In law, I believe this concept is referred to as fruit of the poison tree.  At the heart of all research involving human participants is informed consent.  Without providing this consent, participants would be excluded from joining a study.  This study began in 1997.  It was fifteen years before any of this was questioned.  And now that it has been brought to light, someone has the audacity to hurl accusations at me.

I'm childish.  I'm short sighted.  My concerns are baseless.  No, No AND NO.  Just about the only thing that "anonymous" got right in the comment?  Excellent in spelling my name without changing the last vowel or losing a consonant which often does happen.  I would imagine Mr/Ms/Dr Anonymous is quite the master at Wheel of Fortune.

The rest?  Dude.  You are so far off base it's pathetic.


  1. I thought this yesterday, and am glad to say it today - anyone who calls you an 'arm chair activist' clearly doesn't know a thing about you. Not a thing. You give so much, don't bother with this person who hasn't a clue how much you've participated and helped. This guy - who is this person who attacks you and not the issues? He or she is no one. They're as no one as the crumbs that are beneath your sofa cushions.
    They aren’t worth another second of your awesomeness.

    Thank you for being so involved, you help raise my awareness with each post AND I've seen first-hand how much support you bring to people and causes you believe in.

    Take care,

    1. Thank You CATHERINE.... Thank you thank you....

      It's disheartening to be addressed as "You Ms. Ciccarella" for an opening.... But, as you said.... I attacked the design and those who should have been doing better.... Anonymous attacked me personally.... For standing up on behalf of those whose voices were lost...


  2. AnneMarie
    I read what you wrote and here is my 2 cents. You are responding to anonymous.. Those who follow read your blog etc don't require an explanation If someone does not have the decency to post a name. You need to wonder What are they afraid of or hiding. It's much easier to hide behind a mask (anonymity) than to reveal yourself...the rest by them is just silly diatribe..
    No worries...... carry on as you do :)

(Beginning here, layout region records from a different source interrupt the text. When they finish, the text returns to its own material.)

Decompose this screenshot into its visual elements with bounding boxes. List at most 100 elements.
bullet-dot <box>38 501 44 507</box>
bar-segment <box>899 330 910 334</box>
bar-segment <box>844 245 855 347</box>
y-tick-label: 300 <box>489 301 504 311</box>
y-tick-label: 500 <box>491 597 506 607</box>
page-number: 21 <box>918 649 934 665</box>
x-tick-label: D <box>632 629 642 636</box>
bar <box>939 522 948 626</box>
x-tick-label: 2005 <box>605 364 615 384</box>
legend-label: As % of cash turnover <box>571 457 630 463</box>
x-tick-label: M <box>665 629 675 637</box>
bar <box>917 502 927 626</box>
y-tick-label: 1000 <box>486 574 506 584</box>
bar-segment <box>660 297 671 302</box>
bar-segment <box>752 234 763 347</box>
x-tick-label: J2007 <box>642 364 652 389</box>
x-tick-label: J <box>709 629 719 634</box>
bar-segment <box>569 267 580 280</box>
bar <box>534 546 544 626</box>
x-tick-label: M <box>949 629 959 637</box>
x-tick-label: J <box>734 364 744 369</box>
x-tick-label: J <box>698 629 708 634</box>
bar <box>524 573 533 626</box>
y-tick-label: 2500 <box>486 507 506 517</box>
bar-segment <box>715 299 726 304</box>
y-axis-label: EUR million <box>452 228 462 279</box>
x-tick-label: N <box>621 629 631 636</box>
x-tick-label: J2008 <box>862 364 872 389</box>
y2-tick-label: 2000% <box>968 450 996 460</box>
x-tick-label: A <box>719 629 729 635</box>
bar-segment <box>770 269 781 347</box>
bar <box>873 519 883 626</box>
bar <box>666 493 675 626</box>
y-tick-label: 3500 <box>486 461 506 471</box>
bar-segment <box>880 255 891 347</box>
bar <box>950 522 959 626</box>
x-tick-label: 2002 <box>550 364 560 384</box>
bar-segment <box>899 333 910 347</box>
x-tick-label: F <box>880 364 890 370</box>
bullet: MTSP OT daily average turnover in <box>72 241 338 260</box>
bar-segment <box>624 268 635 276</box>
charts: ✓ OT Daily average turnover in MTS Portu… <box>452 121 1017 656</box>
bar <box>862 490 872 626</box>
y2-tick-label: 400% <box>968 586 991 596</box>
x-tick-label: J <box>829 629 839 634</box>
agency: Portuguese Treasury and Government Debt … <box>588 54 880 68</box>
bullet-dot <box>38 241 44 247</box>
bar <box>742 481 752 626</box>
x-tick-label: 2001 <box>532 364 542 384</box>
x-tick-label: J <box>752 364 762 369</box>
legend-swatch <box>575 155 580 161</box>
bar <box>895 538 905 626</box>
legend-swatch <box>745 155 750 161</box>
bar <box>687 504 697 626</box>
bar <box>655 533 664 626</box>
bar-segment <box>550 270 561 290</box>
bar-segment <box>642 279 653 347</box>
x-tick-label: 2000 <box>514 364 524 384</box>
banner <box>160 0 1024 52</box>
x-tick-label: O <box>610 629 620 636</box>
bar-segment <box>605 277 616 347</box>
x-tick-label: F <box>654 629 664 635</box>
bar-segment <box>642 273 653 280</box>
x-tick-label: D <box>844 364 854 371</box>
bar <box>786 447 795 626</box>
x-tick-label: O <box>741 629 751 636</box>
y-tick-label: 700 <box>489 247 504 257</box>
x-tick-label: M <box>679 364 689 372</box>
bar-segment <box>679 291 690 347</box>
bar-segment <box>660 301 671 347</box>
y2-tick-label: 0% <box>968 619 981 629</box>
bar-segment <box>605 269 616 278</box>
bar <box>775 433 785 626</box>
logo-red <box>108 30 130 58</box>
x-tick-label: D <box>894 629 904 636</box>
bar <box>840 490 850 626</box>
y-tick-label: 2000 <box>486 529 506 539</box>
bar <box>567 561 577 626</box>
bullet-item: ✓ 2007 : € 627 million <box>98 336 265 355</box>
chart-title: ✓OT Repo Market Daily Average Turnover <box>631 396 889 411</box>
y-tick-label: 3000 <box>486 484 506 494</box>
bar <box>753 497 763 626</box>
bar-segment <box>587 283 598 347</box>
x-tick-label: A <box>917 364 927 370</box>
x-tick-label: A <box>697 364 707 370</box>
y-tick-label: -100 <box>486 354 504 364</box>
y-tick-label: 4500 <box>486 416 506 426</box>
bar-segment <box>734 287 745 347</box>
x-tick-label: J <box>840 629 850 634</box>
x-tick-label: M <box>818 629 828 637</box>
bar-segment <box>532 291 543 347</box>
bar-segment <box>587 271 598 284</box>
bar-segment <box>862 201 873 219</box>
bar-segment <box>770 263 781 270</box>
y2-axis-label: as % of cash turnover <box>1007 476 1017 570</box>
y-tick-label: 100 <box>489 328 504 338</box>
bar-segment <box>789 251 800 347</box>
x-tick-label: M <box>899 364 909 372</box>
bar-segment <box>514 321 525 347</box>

  3. I object to the anon's suggestion that one needs to go to a certain country/place to see the "real" situation. In the world of activism, it is possible to be effective and active no matter where one plants one's ass (there are too many examples of internet uproars to site here). All it requires is open eyes and minds. There are some people who could travel right into the heart of a situation (in this case India) and still be blind to injustice.